# Introduction

In considering general learning procedures, supervised methods for neural networks are limited in that they can only be executed in specifically-structured environments. For these systems to learn, the environment must be equipped with an external "teacher" providing the network with explicit feedback on its predictive performance. From there, the system needs a means for circulating this error information across the entire network, so that the weights can be adjusted accordingly. To apply neural networks in contexts not satisfying these specific requirements, the authors purpose the wake-sleep algorithm, a two-phase procedure in which each network layer effectively learns representations of the activity in adjacent hidden layers. Here, the network is composed of feed-forward "recognition" connections used to generate an internal representation of the input, and feed-back generative connections used to produce an estimated reconstruction of the original input based on this learned internal representation. The goal is to learn an efficient representation which accurately characterizes the input to the system.

# Model Structure

The wake-sleep algorithm is used to train Helmholtz machines, networks possessing the feed-forward and feed-back connections as described above. In deploying a Helmholtz machine, we hope to encode an abstraction capturing the relevant properties of the data, and using this representation, find a generative reconstruction of the original input. This is analogous to learning a data-driven "bottom-up" representation of the input that is used to inform the higher-order "top-down" reconstruction.
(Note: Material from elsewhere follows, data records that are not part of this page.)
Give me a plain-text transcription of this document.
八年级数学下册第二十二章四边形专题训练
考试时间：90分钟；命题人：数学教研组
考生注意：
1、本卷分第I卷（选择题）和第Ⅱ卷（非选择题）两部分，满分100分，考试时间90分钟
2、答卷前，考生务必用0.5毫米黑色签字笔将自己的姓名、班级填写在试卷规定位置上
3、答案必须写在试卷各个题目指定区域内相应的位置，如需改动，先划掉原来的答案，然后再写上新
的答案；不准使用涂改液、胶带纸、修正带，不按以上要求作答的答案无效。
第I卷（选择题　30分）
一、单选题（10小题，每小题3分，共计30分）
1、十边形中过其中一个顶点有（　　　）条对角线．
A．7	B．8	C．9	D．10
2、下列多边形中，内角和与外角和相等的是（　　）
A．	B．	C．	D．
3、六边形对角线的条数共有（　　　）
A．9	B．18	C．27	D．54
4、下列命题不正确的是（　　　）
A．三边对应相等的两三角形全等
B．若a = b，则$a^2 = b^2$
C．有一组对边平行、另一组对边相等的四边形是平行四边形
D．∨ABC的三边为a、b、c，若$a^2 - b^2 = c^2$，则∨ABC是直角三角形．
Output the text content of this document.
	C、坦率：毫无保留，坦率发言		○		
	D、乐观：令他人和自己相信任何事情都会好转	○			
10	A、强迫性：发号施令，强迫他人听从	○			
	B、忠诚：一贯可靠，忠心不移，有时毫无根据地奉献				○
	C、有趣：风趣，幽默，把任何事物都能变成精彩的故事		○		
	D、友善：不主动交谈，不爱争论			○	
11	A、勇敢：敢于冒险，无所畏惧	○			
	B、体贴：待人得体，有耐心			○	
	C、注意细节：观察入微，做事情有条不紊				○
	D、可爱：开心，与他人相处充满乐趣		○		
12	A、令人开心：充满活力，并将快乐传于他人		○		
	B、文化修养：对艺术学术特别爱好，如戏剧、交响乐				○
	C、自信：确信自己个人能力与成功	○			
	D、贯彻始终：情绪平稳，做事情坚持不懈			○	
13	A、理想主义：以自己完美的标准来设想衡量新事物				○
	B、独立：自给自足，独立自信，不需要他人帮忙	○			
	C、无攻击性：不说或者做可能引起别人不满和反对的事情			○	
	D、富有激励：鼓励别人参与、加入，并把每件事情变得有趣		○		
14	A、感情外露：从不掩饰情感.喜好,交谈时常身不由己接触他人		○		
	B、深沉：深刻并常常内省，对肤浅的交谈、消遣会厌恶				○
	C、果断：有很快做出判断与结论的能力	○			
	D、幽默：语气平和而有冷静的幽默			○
Figure 1: The Helmholtz network structure.

To enforce the requirement that the network produces efficient reconstructions of the data, the cost function is selected by viewing the problem as a task of information transmission. In this task, the original input vector is to be indirectly communicated from the sender to the receiver via first sending the internal representation of the datum learned by the system, and then passing along the deviation of the original input from its approximation produced by the generative reconstruction of the internal representation. Naturally, the objective then becomes to minimize the length of the sequence of bits that is needed to express the original input in this indirect manner. This corresponds to adopting the minimum description length (MDL) principle to guide the process of learning the representation. MDL is a general methodological principle stating that among a set of candidate models for the data, the one which can be represented in the fewest number of bits in the process of communication ought to be selected (see http://papers.nips.cc/paper/798-autoencoders-minimum-description-length-and-helmholtz-free-energy.pdf).

In order to see how the MDL criterion is to be implemented in this context, we must first specify a more precise network structure. The authors restrict the network to consist of stochastic binary units taking values in {0,1}, where the probability of unit v being active is given by

$P(s_v = 1) = (1 + exp(-b_v - \sum_{u}^{} s_u w_{uv}))^{-1}$

Here, $b_v$ is the additive constant for unit v, and $w_{uv}$ is the weight associated with the connection to unit "u". For the bottom-up recognition connections, the units u which are summed over are from the immediately-preceding hidden layer, whereas these units will be from the immediately-following layer for the top-down generative connections.